I’ve been to the opera quite a lot for someone my—let’s go with “millennial”—age. There was that time I splurged on tickets for my mom’s birthday, that time I got baller discounts, and those times my ridiculously generous friend bought box seats and we basically acted like a band of Monopoly guys for the night. There were many many more times, too. A colleague noted that I “opera a lot,” and it’s true. I do. Though the experience is almost always an arduous slow-crawl, I keep going back. I love it all, from the hyper-real grandness to the unbelievable talent to the septuagenarian, fur-hatted audience.
Yet, it’s easy to see why places like the Met are ailing in sales: young people just don’t go. It’s too expensive, too arcane, too massive. To be sure, the onus is on the opera houses to do a better job of catering to the young; but there are still many reasons why young people can enjoy the experience right now.
To be a singer, musician, costume designer, set designer, prop guy, or even a coat checker at the Met, you have to be the best in the world. In the world. The collective training in an opera house makes Broadway look like Instafame. The opera is the very pinnacle of human ability and creation. It’s not every day that you find yourself in the presence of total mastery, all tightly packaged just for you. It’s a very moving experience, and I’ve cried more times at the opera than I care to admit.
One time, during a particularly climactic scene that was all cymbals and spine-tingling soprano, I noticed a spirited pit band member going to town on a triangle, just “ping”-ing for his life. That dude was living his truth, and you know he has a million degrees. I loved him so much in that moment that I teared right up. I barely had to get through college to do what I do, and yet more young people will read this post than go to the opera this weekend. That’s not right. The master triangle player deserves way more love.
Whoever thought it was a good idea to clad an entire building interior in red velvet is a true hero (PS, it was this guy’s idea). The Met lobby feels like a Communist fever dream, or the scene of an ’80s gangster movie shootout. It’s a strange, rare glimpse into old luxury that’s neither deco nor Gothic nor anything else that defines most New York architectural gems. You can’t get a more immersive kitsch experience, and we all know young people love that kind of sh*t.

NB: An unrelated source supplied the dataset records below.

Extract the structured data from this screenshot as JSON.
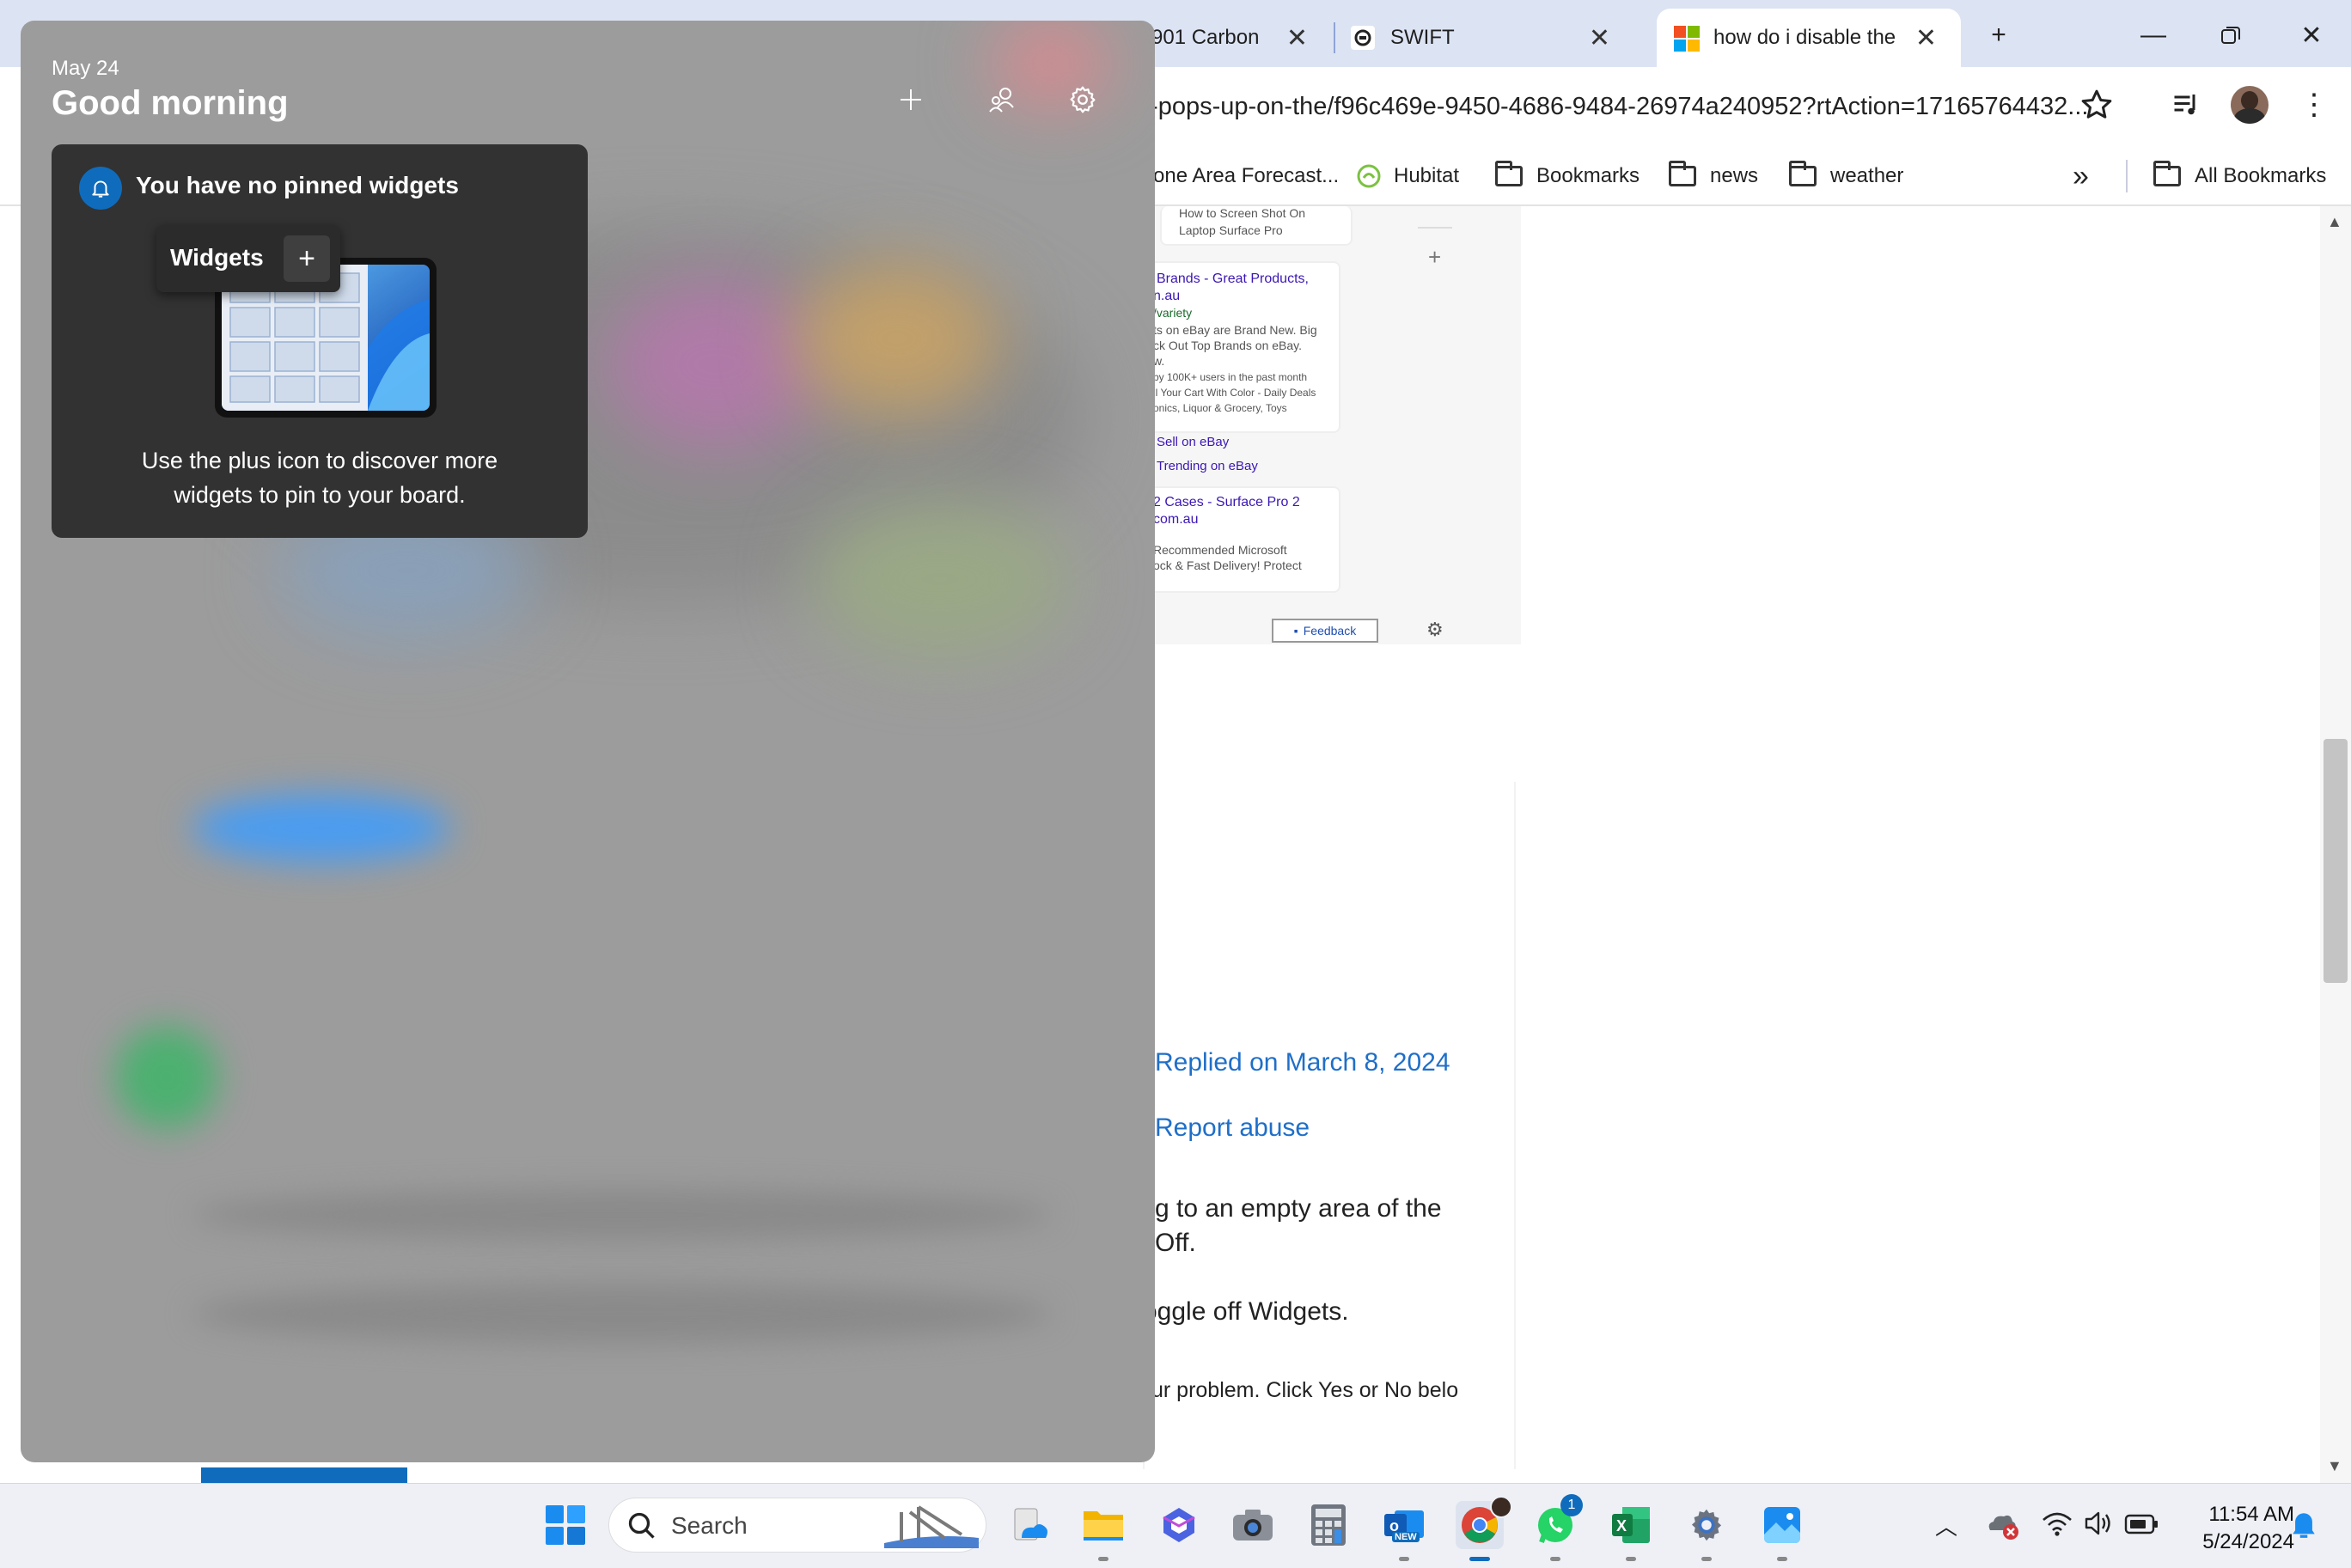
{
  "browser": {
    "tabs": [
      {
        "label": "901 Carbon",
        "active": false
      },
      {
        "label": "SWIFT",
        "active": false
      },
      {
        "label": "how do i disable the",
        "active": true
      }
    ],
    "new_tab_label": "+",
    "url": "t-pops-up-on-the/f96c469e-9450-4686-9484-26974a240952?rtAction=17165764432...",
    "bookmarks": [
      {
        "label": "one Area Forecast...",
        "icon": "page-icon"
      },
      {
        "label": "Hubitat",
        "icon": "hubitat-icon"
      },
      {
        "label": "Bookmarks",
        "icon": "folder-icon"
      },
      {
        "label": "news",
        "icon": "folder-icon"
      },
      {
        "label": "weather",
        "icon": "folder-icon"
      }
    ],
    "more_bookmarks": "»",
    "all_bookmarks": "All Bookmarks"
  },
  "page": {
    "ad_panel": {
      "top_card": [
        "How to Screen Shot On",
        "Laptop Surface Pro"
      ],
      "card1": {
        "title": [
          "Brands - Great Products,",
          "n.au"
        ],
        "url": "/variety",
        "lines": [
          "ts on eBay are Brand New. Big",
          "ck Out Top Brands on eBay.",
          "w."
        ],
        "meta": [
          "by 100K+ users in the past month",
          "ll Your Cart With Color - Daily Deals",
          "onics, Liquor & Grocery, Toys"
        ],
        "links": [
          "Sell on eBay",
          "Trending on eBay"
        ]
      },
      "card2": {
        "title": [
          "2 Cases - Surface Pro 2",
          "com.au"
        ],
        "lines": [
          "Recommended Microsoft",
          "ock & Fast Delivery! Protect"
        ]
      },
      "feedback": "Feedback",
      "plus": "+"
    },
    "replied": "Replied on March 8, 2024",
    "report": "Report abuse",
    "answer_lines": [
      "g to an empty area of the",
      " Off.",
      "oggle off Widgets."
    ],
    "footer_line": "ur problem. Click Yes or No belo"
  },
  "widgets": {
    "date": "May 24",
    "greeting": "Good morning",
    "header_buttons": [
      "plus-icon",
      "people-icon",
      "gear-icon"
    ],
    "no_widgets_title": "You have no pinned widgets",
    "chip_label": "Widgets",
    "chip_plus": "+",
    "body": "Use the plus icon to discover more widgets to pin to your board."
  },
  "taskbar": {
    "search_label": "Search",
    "apps": [
      "start-icon",
      "onedrive-icon",
      "file-explorer-icon",
      "copilot-icon",
      "camera-icon",
      "calculator-icon",
      "outlook-new-icon",
      "chrome-icon",
      "whatsapp-icon",
      "excel-icon",
      "settings-icon",
      "photos-icon"
    ],
    "outlook_badge": "NEW",
    "whatsapp_badge": "1",
    "time": "11:54 AM",
    "date": "5/24/2024"
  },
  "colors": {
    "accent": "#0f6cbd",
    "link": "#1f6fc8",
    "tabstrip": "#dce3f3",
    "widget_card": "#323232"
  }
}
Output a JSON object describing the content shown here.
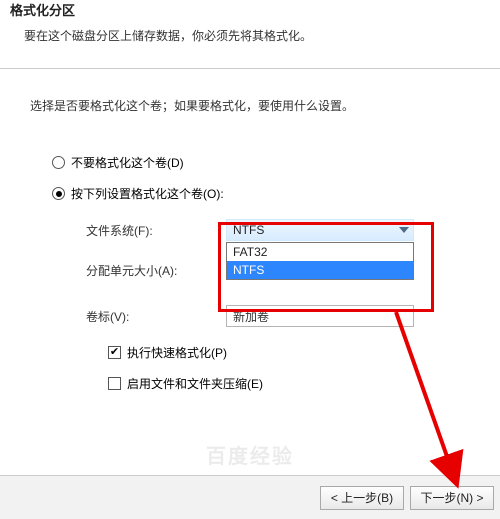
{
  "header": {
    "title": "格式化分区",
    "subtitle": "要在这个磁盘分区上储存数据，你必须先将其格式化。"
  },
  "instruction": "选择是否要格式化这个卷；如果要格式化，要使用什么设置。",
  "radios": {
    "no_format": "不要格式化这个卷(D)",
    "format_with": "按下列设置格式化这个卷(O):"
  },
  "fields": {
    "filesystem_label": "文件系统(F):",
    "filesystem_value": "NTFS",
    "filesystem_options": [
      "FAT32",
      "NTFS"
    ],
    "alloc_label": "分配单元大小(A):",
    "alloc_value": "",
    "volume_label_label": "卷标(V):",
    "volume_label_value": "新加卷"
  },
  "checks": {
    "quick_format": "执行快速格式化(P)",
    "compress": "启用文件和文件夹压缩(E)"
  },
  "footer": {
    "back": "< 上一步(B)",
    "next": "下一步(N) >"
  },
  "watermark": "百度经验"
}
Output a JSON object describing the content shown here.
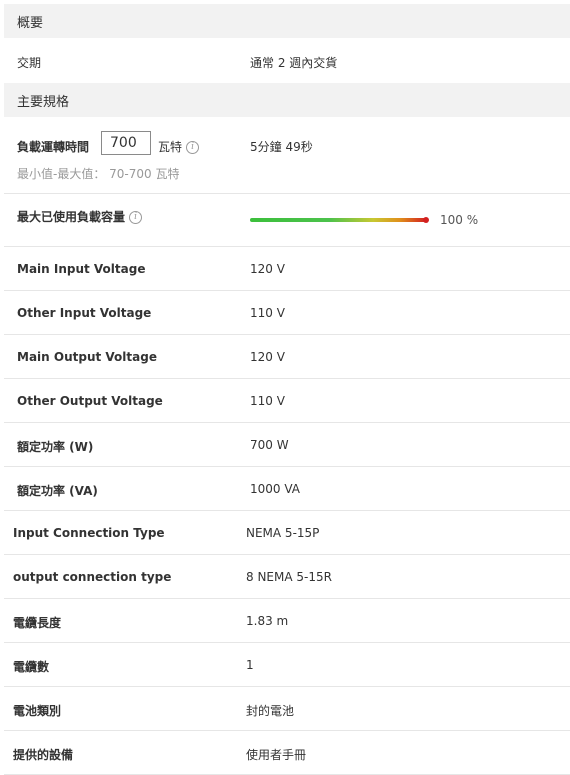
{
  "overview": {
    "header": "概要",
    "lead_time_label": "交期",
    "lead_time_value": "通常 2 週內交貨"
  },
  "specs": {
    "header": "主要規格",
    "runtime": {
      "label": "負載運轉時間",
      "input_value": "700",
      "unit": "瓦特",
      "info_icon": "i",
      "hint": "最小值-最大值： 70-700 瓦特",
      "result": "5分鐘 49秒"
    },
    "max_load": {
      "label": "最大已使用負載容量",
      "info_icon": "i",
      "percent_text": "100 %",
      "percent": 100,
      "bar_colors": [
        "#3cbf3c",
        "#c8c832",
        "#d32020"
      ]
    },
    "rows": [
      {
        "label": "Main Input Voltage",
        "value": "120 V"
      },
      {
        "label": "Other Input Voltage",
        "value": "110 V"
      },
      {
        "label": "Main Output Voltage",
        "value": "120 V"
      },
      {
        "label": "Other Output Voltage",
        "value": "110 V"
      },
      {
        "label": "額定功率 (W)",
        "value": "700 W"
      },
      {
        "label": "額定功率 (VA)",
        "value": "1000 VA"
      },
      {
        "label": "Input Connection Type",
        "value": "NEMA 5-15P"
      },
      {
        "label": "output connection type",
        "value": "8 NEMA 5-15R"
      },
      {
        "label": "電纜長度",
        "value": "1.83 m"
      },
      {
        "label": "電纜數",
        "value": "1"
      },
      {
        "label": "電池類別",
        "value": "封的電池"
      },
      {
        "label": "提供的設備",
        "value": "使用者手冊"
      }
    ]
  }
}
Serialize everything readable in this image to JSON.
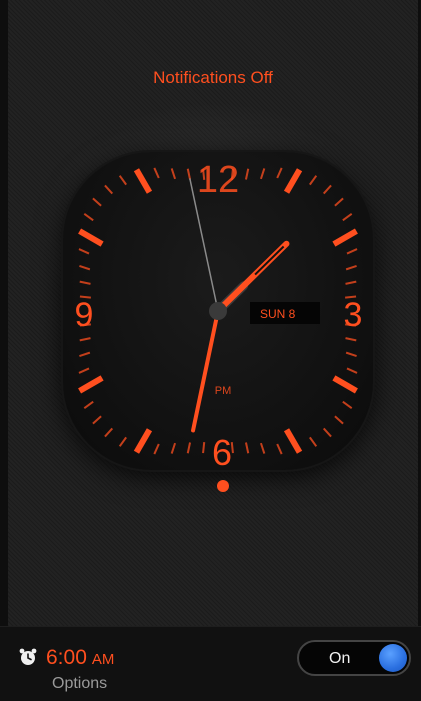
{
  "status": {
    "notifications": "Notifications Off"
  },
  "clock": {
    "numerals": {
      "n12": "12",
      "n3": "3",
      "n6": "6",
      "n9": "9"
    },
    "date": "SUN 8",
    "period": "PM",
    "accent": "#ff4f1f",
    "time": {
      "hour": 1,
      "minute": 31,
      "second": 58
    }
  },
  "pager": {
    "pages": 1,
    "current": 1
  },
  "alarm": {
    "icon": "alarm-clock-icon",
    "time": "6:00",
    "ampm": "AM",
    "options_label": "Options",
    "toggle_label": "On",
    "toggle_on": true,
    "toggle_color": "#2a6fe0"
  }
}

Like everything else in the world, the opera is a lot more fun if you have gobs of money. You can eat at the fancy in-house restaurant, you get better seats, and if you’re one of the mythical donors keeping the opera house alive, the perks are untold. But if you’re like me, there are $25 rush tickets. There are student tickets. There are GroupOn deals. It’s affordable if you just dig a little. With the Met trying to attract more young people than ever, it’s possible the deals will get even better.
Currently, the opera audience isn’t diverse at all. You’ve never seen a sea of more white wrinkled faces in your entire life (unless you’ve seen Get Out). As a result, there’s no real incentive for opera houses to work with inclusive casts or source material. There’s no outcry when the lead of Madame Butterfly is in yellowface. There’s no bump in tickets sales because a supporting lead actor in Rusalka is black. Young, multicultural, woke audiences need to push the opera to evolve into something better. It needs our outrage, our encouragement, and of course, our thinkpieces.
Although Lincoln Center has kicked people out their attire before, you’re not required to look like a robber baron to see an opera. But still, it’s fun to break out that costume jewelry, that hideous stole and those coattails. Or, if you’re not an insane person, you can just aim to look damn good. The red velvet backdrop makes for excellent selfies.
It’s actually surprising that older people like the opera so much, because it’s very hard work. Some operas run for almost four hours. The bathroom lines are long. It can get pretty disorienting and crowded. In other words, it’s practically a rave. By the time you’re in your mid-30s, the opera will be physically exhausting. Best do it while you’re young.
I know, I know. Here comes a treatise on why dead European guys are masters of the human condition. I don’t know about all that. In fact, a lot of operas are very sexist, insipid, messy and slow. A lot of poor choices are made on the regular, like staging Puccini to look like Casablanca and The Hurt Locker had a baby (looking at you, Manon Lescaut). But when an opera is good, it does feel relevant, and it can impress you with its timelessness. The Met translates the foreign, dated languages into succinct, palatable bits onto a screen for you. The dialogue will make you genuinely laugh, cry, freak out and get angry. Topics like globalization, misogyny and despotism arise regularly in operas and doom us all to repeat history—which we do.
If that doesn’t do it for you, rest assured that a lot of your favorite stuff is probably based on an opera (Cinderella, The Little Mermaid, Rent), and seeing the source material will make you feel warm, fuzzy, and smarter than everyone else.